The Dividend Tax Credit: Canada's Weapon against Double Taxation

The dividend tax credit is a credit the Canadian government issues to its taxpayers. This type of tax credit is very desirable, as it helps to prevent double taxation. Here are the basics of the dividend tax credit.

Dividend Tax Credit

The dividend tax credit in Canada is a credit received in conjunction with receiving corporate dividends. Whenever an individual investor receives dividends from a Canadian corporation, she will also receive a tax credit in the same amount. When she files her taxes at the end of the year, she will be able to apply this credit to offset the gains that she received from the dividend. In this way, individual investors can lower the amount of money that they have to pay in taxes on dividends. The government will not be taxing the same money twice.

Double Taxation

Without the dividend tax credit, double taxation would occur. This is a scenario that is played out in the United States on a regular basis. To understand double taxation, you have to look at how corporations are taxed. Whenever a company brings in revenue, it is going to be taxed on the profit at the corporate level. When it disperses some of the profit to investors, it is issuing what are called dividends. When investors receive dividends, they are also taxed on the amount that they receive. In the United States, dividends are taxed at regular marginal tax rates instead of at the capital gains tax rate. This means that the money that was generated by the company is effectively being taxed two times by the government. With Canada's dividend tax credit, you can completely avoid this scenario. The money is going to be taxed one time, and the investor gets the major benefit of this.

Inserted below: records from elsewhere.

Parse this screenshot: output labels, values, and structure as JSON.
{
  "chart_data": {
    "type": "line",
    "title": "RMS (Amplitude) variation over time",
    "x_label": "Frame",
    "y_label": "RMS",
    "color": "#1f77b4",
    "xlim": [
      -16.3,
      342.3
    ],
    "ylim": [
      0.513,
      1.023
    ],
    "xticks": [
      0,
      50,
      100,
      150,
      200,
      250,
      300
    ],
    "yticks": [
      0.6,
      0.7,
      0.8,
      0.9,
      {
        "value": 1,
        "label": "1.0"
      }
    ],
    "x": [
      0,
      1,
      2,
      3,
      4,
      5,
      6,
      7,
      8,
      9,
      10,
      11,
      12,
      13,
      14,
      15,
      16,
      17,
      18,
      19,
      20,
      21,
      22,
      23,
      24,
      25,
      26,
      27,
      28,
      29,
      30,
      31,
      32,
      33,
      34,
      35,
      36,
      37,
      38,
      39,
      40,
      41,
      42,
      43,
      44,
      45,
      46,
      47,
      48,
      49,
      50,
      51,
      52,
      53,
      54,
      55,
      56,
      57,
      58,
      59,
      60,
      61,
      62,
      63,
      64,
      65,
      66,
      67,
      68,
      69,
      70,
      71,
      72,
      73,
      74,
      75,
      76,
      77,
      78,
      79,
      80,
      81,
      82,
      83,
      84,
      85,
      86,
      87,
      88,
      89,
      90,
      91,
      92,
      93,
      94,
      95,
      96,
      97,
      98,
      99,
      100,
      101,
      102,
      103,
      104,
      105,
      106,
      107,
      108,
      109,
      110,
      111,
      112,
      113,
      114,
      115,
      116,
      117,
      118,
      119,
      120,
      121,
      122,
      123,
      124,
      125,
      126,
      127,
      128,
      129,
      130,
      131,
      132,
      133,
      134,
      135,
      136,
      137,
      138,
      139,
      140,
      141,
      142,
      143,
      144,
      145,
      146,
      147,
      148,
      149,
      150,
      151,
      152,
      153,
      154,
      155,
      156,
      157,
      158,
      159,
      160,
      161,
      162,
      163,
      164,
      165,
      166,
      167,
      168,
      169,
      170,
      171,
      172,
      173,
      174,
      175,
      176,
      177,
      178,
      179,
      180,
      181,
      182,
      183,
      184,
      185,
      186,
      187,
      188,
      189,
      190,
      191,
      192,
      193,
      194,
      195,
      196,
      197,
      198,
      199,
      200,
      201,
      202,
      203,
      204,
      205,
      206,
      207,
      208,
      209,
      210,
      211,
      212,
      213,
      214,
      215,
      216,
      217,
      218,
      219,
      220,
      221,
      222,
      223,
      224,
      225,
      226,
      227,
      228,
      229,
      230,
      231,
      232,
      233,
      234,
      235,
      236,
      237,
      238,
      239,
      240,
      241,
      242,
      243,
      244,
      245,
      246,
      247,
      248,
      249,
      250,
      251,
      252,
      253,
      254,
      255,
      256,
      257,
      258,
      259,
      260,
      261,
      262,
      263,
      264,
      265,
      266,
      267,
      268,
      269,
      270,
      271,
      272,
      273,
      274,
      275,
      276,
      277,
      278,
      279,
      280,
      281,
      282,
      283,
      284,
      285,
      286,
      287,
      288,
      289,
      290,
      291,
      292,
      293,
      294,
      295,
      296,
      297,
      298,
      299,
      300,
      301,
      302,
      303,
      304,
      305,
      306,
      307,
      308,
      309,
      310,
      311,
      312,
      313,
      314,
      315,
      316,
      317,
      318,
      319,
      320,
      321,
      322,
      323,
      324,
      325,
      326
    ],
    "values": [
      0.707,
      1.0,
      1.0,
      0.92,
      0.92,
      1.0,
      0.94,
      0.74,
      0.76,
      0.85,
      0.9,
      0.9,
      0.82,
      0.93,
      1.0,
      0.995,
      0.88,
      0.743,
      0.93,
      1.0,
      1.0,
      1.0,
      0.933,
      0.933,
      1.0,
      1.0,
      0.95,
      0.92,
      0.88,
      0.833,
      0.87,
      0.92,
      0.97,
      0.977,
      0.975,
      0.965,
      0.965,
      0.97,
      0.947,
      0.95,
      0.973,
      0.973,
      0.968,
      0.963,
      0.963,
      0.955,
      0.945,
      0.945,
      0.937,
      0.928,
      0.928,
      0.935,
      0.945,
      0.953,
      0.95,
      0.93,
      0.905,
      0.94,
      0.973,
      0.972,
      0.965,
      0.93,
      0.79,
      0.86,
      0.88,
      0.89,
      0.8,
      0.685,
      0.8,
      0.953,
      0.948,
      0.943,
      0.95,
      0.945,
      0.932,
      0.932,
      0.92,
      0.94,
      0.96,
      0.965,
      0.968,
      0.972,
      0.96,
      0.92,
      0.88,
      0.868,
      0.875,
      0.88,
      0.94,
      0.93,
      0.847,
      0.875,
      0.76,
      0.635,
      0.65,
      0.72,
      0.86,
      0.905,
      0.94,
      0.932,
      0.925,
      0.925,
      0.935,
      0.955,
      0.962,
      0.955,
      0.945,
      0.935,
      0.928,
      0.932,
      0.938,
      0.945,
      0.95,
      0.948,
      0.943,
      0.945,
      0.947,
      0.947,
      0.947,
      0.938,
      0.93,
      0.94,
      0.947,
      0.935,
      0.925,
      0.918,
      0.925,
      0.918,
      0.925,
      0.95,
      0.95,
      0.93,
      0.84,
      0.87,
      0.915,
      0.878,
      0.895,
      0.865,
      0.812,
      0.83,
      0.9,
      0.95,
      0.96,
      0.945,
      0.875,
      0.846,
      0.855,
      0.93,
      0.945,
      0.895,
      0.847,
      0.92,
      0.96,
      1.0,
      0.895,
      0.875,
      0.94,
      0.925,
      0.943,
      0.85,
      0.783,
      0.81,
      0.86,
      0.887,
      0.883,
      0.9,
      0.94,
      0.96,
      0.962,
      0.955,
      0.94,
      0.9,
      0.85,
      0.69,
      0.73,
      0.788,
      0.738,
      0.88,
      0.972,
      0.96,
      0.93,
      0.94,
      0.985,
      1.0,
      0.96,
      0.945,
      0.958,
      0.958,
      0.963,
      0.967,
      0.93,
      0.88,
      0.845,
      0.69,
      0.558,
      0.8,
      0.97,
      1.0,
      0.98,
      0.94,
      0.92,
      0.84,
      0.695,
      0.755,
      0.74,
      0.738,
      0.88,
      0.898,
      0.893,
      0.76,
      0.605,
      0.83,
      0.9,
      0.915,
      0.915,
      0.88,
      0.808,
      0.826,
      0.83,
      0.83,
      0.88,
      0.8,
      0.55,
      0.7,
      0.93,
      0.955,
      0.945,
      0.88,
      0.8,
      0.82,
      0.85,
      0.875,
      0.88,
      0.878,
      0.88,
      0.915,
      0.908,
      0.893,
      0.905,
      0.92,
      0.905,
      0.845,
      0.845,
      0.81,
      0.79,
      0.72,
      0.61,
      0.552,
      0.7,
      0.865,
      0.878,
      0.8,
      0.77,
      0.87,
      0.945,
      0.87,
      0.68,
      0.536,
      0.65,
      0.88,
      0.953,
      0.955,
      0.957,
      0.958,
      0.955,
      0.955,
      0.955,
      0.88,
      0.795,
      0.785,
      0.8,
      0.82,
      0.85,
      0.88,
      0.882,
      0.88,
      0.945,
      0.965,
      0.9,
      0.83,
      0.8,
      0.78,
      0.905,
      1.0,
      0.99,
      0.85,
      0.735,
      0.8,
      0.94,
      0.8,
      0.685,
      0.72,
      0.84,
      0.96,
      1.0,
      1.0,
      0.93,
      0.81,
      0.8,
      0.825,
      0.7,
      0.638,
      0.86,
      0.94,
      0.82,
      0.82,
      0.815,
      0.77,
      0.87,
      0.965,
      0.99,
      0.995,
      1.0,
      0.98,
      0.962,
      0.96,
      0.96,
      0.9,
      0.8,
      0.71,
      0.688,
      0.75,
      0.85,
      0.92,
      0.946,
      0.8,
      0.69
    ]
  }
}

This tax credit is considered non-refundable. This means that if you offset your taxes so much that you have a negative balance, the government is not going to write you a check for the difference. You would simply not owe any taxes for that particular year.

Effective Tax Rates

With the new dividend tax credit law implemented in Canada, effective tax rates on dividends have been lowered significantly. The amount of money that you have to pay the government in dividend taxes will vary depending on your income and which bracket you are in. The smallest effective tax rate on dividends is going to be 3 percent. The largest effective tax rate on dividends is 30 percent.

Eligible vs. Non-eligible

In Canada, there are two different types of dividends that you could potentially receive. You could get eligible or non-eligible dividends. Eligible dividends come from Canadian public corporations, while non-eligible dividends come from Canadian-controlled private corporations. Depending on which type of dividend you are receiving, you are going to get a different type of dividend tax credit.